53033 FipsDecoder

Census Bureau Data and FIPS Codes: A Researcher's Guide

The Census Bureau is the primary publisher and steward of FIPS geographic codes. Here's how their data products use FIPS codes and how to navigate them.

The Census Bureau is both the primary publisher of FIPS geographic codes and the largest producer of county-level data products that use them. Understanding how Census data products are organized around FIPS codes is foundational for anyone working with US government data. Our federal data guide covers the full landscape, but the Census Bureau deserves special attention.

The Bureau's flagship statistical product for small-area data is the American Community Survey (ACS), which publishes 1-year and 5-year estimates for every geographic level from the nation down to Census blocks. All of these are identified by FIPS codes and GEOIDs — a GEOID is simply the full FIPS code hierarchy concatenated into a single string.
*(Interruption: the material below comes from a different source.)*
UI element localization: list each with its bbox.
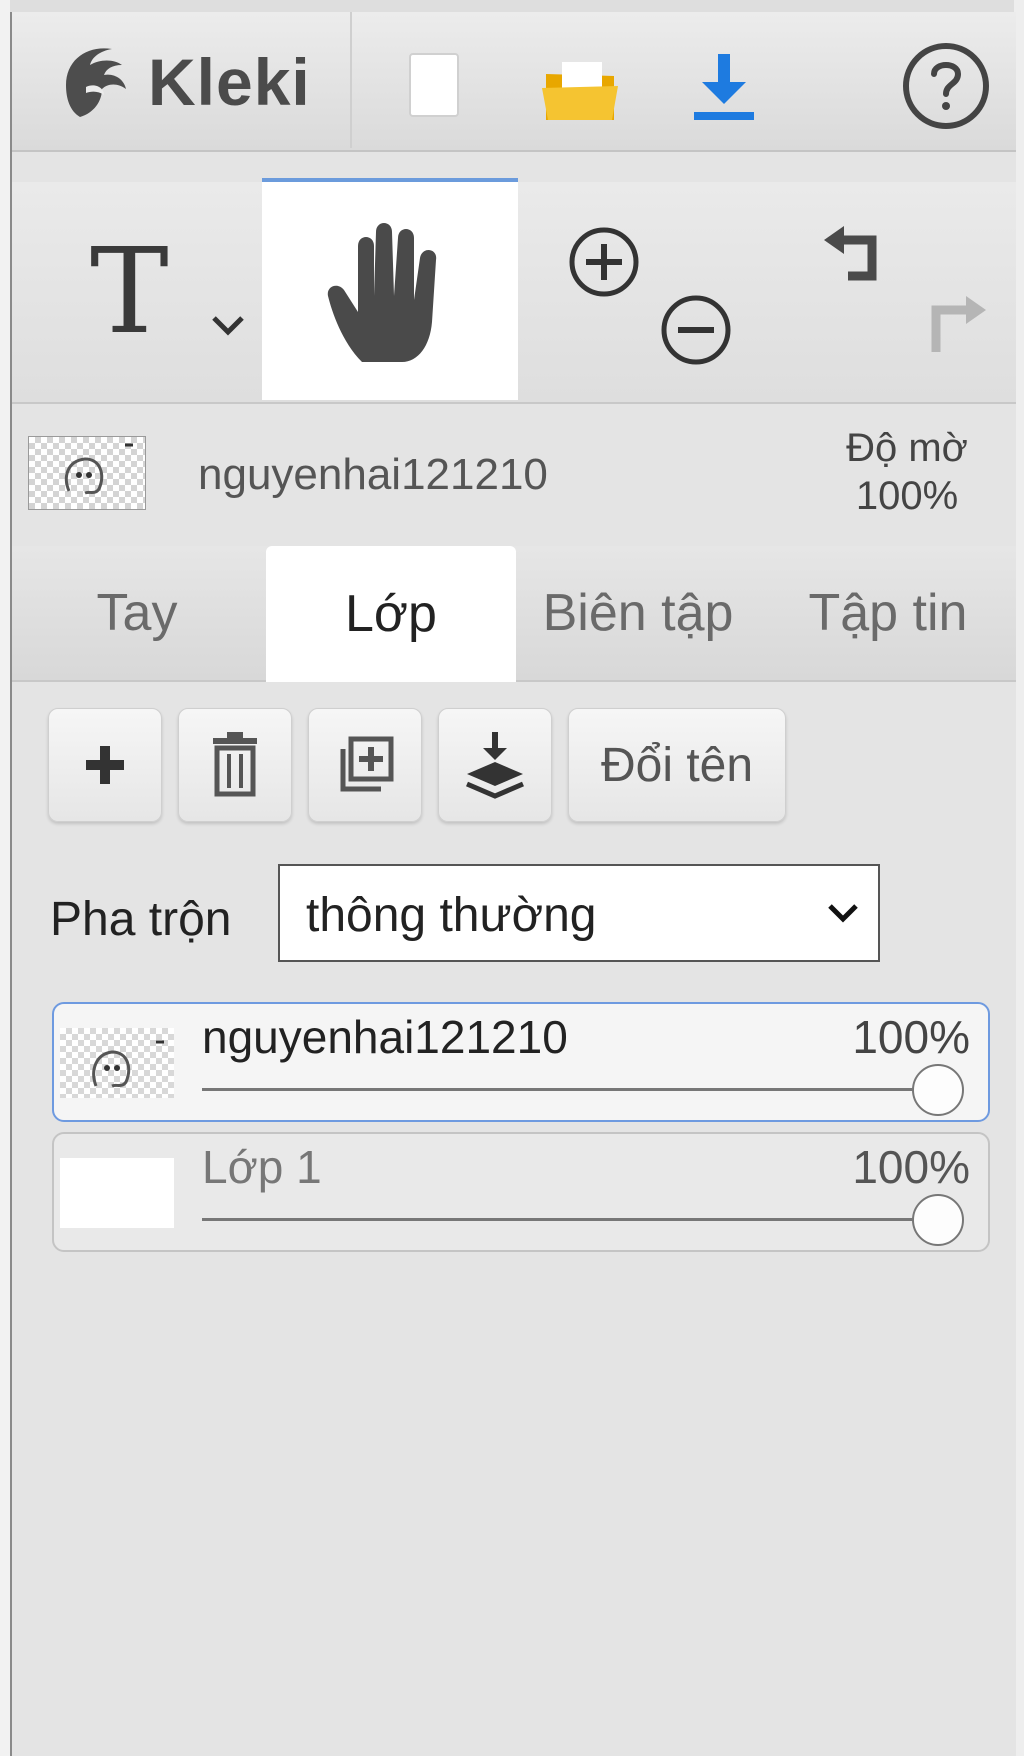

For a county, the GEOID and the 5-digit FIPS code are identical. For a Census tract in King County, WA, the GEOID is 530330101 — state (53) + county (033) + tract (0101).

The Census Bureau also publishes Decennial Census counts, Population Estimates Program (PEP) data, the County Business Patterns (CBP), and the Longitudinal Employer-Household Dynamics (LEHD) data — all using county FIPS codes as the primary geographic identifier. When working with the Census API, you'll specify geography using FIPS codes: for=county:033&in=state:53 returns data for King County.

One important distinction: the Census Bureau maintains the ANSI/FIPS code list and publishes updates when counties change (e.g., South Dakota's Shannon County was renamed Oglala Lakota County and renumbered from 46113 to 46102 in 2015). Always verify you're using current codes when working with historical data. The county codes guide and individual state pages reflect the current authoritative list.